Where to make the change
- Server and hosting: upgrade the host plan, enable a CDN, and turn on caching. A slow server is the floor for every other metric.
- Front-end assets: compress and resize images, minify CSS and JavaScript, defer non-critical scripts, and preload critical resources.
- Application code: render server-side or pre-render static content where possible; lazy-load heavy components below the fold.
Common causes and how to resolve them
- Slow Time to First Byte: investigate server response time, database queries, and third-party API calls. Cache expensive operations.
- Heavy unoptimized images: resize to displayed dimensions, serve modern formats (WebP, AVIF), and lazy-load images below the fold.
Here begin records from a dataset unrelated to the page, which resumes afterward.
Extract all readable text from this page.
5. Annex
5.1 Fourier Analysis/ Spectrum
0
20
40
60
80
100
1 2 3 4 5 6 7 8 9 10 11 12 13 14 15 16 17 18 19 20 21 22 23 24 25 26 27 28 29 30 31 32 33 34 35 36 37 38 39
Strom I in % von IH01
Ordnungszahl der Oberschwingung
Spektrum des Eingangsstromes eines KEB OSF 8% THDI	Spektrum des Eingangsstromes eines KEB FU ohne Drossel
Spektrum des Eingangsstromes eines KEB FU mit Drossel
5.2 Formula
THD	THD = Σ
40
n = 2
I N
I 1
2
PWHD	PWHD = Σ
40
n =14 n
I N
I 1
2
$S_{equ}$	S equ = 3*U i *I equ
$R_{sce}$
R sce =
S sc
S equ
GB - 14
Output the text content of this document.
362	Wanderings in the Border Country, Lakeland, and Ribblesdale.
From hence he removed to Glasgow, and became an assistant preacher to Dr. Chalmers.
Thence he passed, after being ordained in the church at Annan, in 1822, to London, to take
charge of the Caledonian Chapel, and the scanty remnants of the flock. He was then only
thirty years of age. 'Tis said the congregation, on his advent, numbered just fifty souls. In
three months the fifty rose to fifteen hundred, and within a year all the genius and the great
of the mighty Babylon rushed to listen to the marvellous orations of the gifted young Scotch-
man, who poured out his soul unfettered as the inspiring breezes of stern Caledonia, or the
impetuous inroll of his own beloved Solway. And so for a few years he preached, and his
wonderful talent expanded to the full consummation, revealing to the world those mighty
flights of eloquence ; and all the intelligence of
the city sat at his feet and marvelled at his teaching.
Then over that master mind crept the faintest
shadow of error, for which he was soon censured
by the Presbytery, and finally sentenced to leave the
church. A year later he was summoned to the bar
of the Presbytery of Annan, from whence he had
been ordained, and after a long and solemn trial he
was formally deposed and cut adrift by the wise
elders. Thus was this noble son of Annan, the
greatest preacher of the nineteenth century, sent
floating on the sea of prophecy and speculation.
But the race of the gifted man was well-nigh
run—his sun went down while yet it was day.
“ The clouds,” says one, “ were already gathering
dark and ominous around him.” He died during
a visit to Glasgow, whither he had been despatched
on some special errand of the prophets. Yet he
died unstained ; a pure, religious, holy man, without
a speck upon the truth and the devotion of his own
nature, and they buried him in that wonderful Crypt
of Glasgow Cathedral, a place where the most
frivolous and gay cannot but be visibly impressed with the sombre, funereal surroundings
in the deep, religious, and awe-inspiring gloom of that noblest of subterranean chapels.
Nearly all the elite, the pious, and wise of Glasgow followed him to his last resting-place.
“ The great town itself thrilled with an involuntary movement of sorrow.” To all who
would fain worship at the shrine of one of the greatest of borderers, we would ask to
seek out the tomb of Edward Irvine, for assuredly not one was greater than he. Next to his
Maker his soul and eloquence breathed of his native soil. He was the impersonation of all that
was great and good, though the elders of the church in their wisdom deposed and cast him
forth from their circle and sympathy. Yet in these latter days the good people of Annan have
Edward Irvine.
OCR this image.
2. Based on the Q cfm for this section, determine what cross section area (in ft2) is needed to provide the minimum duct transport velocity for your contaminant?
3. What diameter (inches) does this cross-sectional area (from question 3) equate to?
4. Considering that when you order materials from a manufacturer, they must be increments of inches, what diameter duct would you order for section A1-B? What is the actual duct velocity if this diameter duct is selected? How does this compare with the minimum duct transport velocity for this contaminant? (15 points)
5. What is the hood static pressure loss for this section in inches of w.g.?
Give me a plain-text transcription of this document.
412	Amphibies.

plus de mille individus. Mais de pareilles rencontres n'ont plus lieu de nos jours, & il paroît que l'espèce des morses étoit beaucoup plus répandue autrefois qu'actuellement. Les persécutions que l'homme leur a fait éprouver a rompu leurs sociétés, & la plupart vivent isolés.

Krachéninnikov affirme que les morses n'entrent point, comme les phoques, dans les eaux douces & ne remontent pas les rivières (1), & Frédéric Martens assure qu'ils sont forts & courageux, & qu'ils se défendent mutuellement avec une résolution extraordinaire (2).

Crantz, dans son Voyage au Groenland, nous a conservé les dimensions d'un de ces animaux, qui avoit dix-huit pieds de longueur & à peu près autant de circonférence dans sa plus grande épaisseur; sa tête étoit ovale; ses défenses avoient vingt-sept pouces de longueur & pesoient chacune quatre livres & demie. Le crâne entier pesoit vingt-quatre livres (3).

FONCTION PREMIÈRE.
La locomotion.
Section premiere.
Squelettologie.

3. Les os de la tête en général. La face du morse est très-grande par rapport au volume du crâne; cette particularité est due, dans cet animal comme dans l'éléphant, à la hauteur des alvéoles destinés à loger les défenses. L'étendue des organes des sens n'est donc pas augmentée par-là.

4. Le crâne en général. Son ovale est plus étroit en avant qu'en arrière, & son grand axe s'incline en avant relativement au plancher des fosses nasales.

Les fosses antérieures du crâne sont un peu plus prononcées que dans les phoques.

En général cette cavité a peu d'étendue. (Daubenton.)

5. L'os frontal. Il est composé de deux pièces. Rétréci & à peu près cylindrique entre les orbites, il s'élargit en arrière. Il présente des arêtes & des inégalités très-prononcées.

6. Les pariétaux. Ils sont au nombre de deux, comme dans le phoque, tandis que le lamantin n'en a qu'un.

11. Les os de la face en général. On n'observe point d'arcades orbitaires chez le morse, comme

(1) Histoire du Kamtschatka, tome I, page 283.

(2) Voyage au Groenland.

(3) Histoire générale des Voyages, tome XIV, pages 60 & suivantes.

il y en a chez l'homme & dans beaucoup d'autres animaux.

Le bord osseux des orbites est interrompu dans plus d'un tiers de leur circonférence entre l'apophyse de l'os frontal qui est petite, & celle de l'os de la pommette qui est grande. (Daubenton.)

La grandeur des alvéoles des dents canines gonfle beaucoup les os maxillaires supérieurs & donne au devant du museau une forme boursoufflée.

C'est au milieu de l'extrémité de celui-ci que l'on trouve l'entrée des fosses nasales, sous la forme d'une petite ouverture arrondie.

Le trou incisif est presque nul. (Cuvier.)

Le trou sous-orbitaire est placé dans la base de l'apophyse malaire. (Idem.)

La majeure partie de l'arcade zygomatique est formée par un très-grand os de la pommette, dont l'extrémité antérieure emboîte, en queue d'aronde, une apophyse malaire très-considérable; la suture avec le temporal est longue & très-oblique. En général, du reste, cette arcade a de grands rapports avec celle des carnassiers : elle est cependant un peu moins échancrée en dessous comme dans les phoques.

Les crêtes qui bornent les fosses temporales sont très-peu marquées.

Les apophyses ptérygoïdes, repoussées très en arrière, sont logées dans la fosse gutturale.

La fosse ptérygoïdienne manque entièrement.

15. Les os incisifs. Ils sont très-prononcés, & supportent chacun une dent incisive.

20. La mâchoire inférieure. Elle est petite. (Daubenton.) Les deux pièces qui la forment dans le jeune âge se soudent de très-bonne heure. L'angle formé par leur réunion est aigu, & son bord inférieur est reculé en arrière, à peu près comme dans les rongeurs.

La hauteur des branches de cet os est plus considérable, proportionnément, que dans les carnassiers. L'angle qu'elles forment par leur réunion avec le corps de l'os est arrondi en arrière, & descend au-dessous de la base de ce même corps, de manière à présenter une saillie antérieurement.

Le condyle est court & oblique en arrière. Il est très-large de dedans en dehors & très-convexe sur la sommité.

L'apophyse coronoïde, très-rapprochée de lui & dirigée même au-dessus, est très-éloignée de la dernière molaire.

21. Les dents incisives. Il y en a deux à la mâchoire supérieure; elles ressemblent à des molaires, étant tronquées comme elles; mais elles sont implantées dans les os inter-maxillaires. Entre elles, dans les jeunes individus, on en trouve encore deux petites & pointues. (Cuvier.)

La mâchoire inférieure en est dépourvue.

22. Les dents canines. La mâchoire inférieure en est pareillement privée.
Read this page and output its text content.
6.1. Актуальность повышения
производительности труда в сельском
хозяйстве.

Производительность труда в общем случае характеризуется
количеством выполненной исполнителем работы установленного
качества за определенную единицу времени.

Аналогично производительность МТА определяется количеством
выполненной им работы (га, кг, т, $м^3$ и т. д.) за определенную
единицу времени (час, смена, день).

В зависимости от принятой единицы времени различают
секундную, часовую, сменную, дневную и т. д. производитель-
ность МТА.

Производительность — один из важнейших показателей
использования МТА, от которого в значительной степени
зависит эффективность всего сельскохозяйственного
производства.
- Render-blocking CSS and JavaScript: inline the critical CSS for above-the-fold content and defer non-critical scripts with
deferorasync. - Too many third-party scripts: audit each tag (analytics, ads, chat, A/B test) and remove what is not actively delivering value. Load remaining tags after main content.
- No CDN: serving assets from a single origin server adds latency for distant users. A CDN moves files to edge nodes near the visitor.
Best practices
- Target a Lighthouse performance score above 90 on mobile: mobile is the indexed view and the most demanding rendering environment.
- Set a performance budget: define maximum JavaScript bundle size, total page weight, and Core Web Vitals targets, then enforce them in CI.
- Measure with real-user data: Chrome User Experience Report (CrUX) and tools such as PageSpeed Insights surface field data alongside lab data for a complete picture.
- Optimize the critical rendering path: minimize the number of resources required to render above-the-fold content; everything else can wait.